Incidentally, Delta (the competing table format) offers a similar feature albeit through a much more narrow API: https://github.com/delta-io/delta/blob/master/PROTOCOL.md#transaction-identifiers
API design
We need to introduce a new API to allow users to declare the conditions under which a commit is allowed to proceed or not. There are two main options here:
- Add a new
void commitIf(List<Validation> validations)method to thePendingUpdateinterface.- See latest commit for implementation
- This offers a fluent-style API
- Add a new
void validate(List<Validation> validations)method to thePendingUpdateinterface.- See first commit for implementation
- I feel this is simpler but the API is not as fluent as option 1 which some reviewers raised concerns about
Note
- Please don't be put off by the size of the PR; 90% of it is purely tests.
@fqaiser94 I added a comment to the issue regarding the motivation use cases: https://github.com/apache/iceberg/issues/6514#issuecomment-1444388008.
@stevenzwu sorry, I've responded in the issue now, let's continue the conversation there.
All comments have been addressed. This is now ready for a second round of reviews.
Sorry @nastra @jackye1995, I didn't mean to remove you both as reviewers. For some reason, the UI won't even let me add you folks back as reviewers 😵💫 Please feel free to add yourselves back as reviewers.

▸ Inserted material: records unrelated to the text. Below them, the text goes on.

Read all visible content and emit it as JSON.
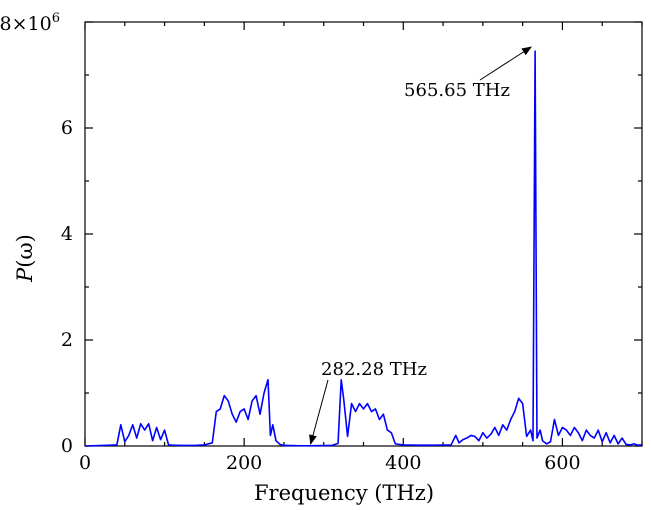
{
  "chart_data": {
    "type": "line",
    "title": "",
    "xlabel": "Frequency (THz)",
    "ylabel_italic": "P",
    "ylabel_rest": "(ω)",
    "xlim": [
      0,
      700
    ],
    "ylim": [
      0,
      8000000
    ],
    "x_ticks": [
      0,
      200,
      400,
      600
    ],
    "x_tick_labels": [
      "0",
      "200",
      "400",
      "600"
    ],
    "y_ticks": [
      0,
      2000000,
      4000000,
      6000000
    ],
    "y_tick_labels": [
      "0",
      "2",
      "4",
      "6"
    ],
    "y_top_label_base": "8×10",
    "y_top_label_exp": "6",
    "grid": false,
    "series": [
      {
        "color": "#0000ff",
        "x": [
          0,
          40,
          45,
          50,
          55,
          60,
          65,
          70,
          75,
          80,
          85,
          90,
          95,
          100,
          105,
          110,
          115,
          120,
          130,
          140,
          150,
          160,
          165,
          170,
          175,
          180,
          185,
          190,
          195,
          200,
          205,
          210,
          215,
          220,
          225,
          230,
          233,
          236,
          240,
          245,
          250,
          260,
          270,
          280,
          282.28,
          290,
          300,
          310,
          318,
          322,
          325,
          330,
          335,
          340,
          345,
          350,
          355,
          360,
          365,
          370,
          375,
          380,
          385,
          390,
          400,
          420,
          440,
          460,
          466,
          470,
          475,
          480,
          485,
          490,
          495,
          500,
          505,
          510,
          515,
          520,
          525,
          530,
          535,
          540,
          545,
          550,
          555,
          560,
          563,
          565.65,
          568,
          572,
          575,
          580,
          585,
          590,
          595,
          600,
          605,
          610,
          615,
          620,
          625,
          630,
          635,
          640,
          645,
          650,
          655,
          660,
          665,
          670,
          675,
          680,
          685,
          690,
          695,
          700
        ],
        "y": [
          0,
          20000,
          400000,
          80000,
          200000,
          400000,
          150000,
          420000,
          300000,
          420000,
          100000,
          350000,
          120000,
          300000,
          20000,
          15000,
          12000,
          10000,
          10000,
          12000,
          20000,
          60000,
          650000,
          700000,
          950000,
          850000,
          600000,
          450000,
          650000,
          700000,
          500000,
          850000,
          950000,
          600000,
          1000000,
          1250000,
          200000,
          400000,
          100000,
          30000,
          10000,
          8000,
          5000,
          5000,
          5000,
          6000,
          8000,
          10000,
          50000,
          1250000,
          900000,
          180000,
          800000,
          650000,
          800000,
          700000,
          800000,
          650000,
          700000,
          500000,
          600000,
          300000,
          250000,
          40000,
          20000,
          15000,
          15000,
          20000,
          200000,
          60000,
          120000,
          150000,
          200000,
          180000,
          100000,
          250000,
          150000,
          220000,
          350000,
          200000,
          400000,
          300000,
          500000,
          650000,
          900000,
          800000,
          180000,
          300000,
          100000,
          7450000,
          150000,
          300000,
          100000,
          40000,
          80000,
          500000,
          200000,
          350000,
          300000,
          200000,
          350000,
          250000,
          100000,
          300000,
          200000,
          150000,
          300000,
          80000,
          250000,
          60000,
          200000,
          40000,
          150000,
          30000,
          20000,
          40000,
          15000,
          20000
        ]
      }
    ],
    "annotations": [
      {
        "text": "565.65 THz",
        "x": 565.65
      },
      {
        "text": "282.28 THz",
        "x": 282.28
      }
    ]
  }
}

I took a little break from this PR because reviews were moving a little slowly and it seemed like this feature wasn't considered a high priority. I have since had/seen a couple of conversations with people interested in this feature and affirmed it's value so I'm thinking now might be a good time to try reviving this PR.

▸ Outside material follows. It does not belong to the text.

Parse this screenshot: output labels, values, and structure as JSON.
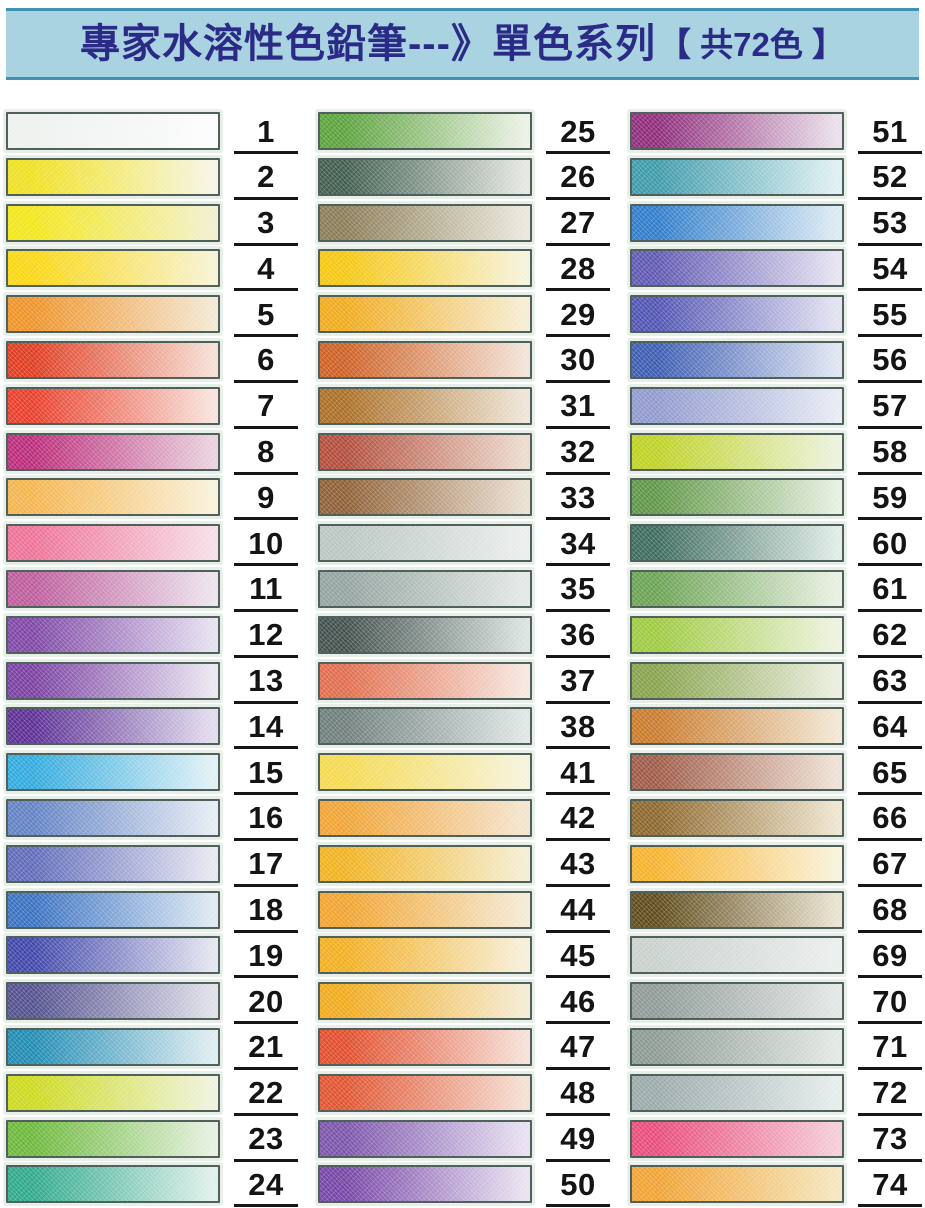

I've rebased the changes on top of latest master and addressed all of the existing comments. Please take a look :)
This pull request has been marked as stale due to 30 days of inactivity. It will be closed in 1 week if no further activity occurs. If you think that’s incorrect or this pull request requires a review, please simply write any comment. If closed, you can revive the PR at any time and @mention a reviewer or discuss it on the [email protected] list. Thank you for your contributions.
This pull request has been marked as stale due to 30 days of inactivity. It will be closed in 1 week if no further activity occurs. If you think that’s incorrect or this pull request requires a review, please simply write any comment. If closed, you can revive the PR at any time and @mention a reviewer or discuss it on the [email protected] list. Thank you for your contributions.
This pull request has been marked as stale due to 30 days of inactivity. It will be closed in 1 week if no further activity occurs. If you think that’s incorrect or this pull request requires a review, please simply write any comment. If closed, you can revive the PR at any time and @mention a reviewer or discuss it on the [email protected] list. Thank you for your contributions.
This pull request has been closed due to lack of activity. This is not a judgement on the merit of the PR in any way. It is just a way of keeping the PR queue manageable. If you think that is incorrect, or the pull request requires review, you can revive the PR at any time.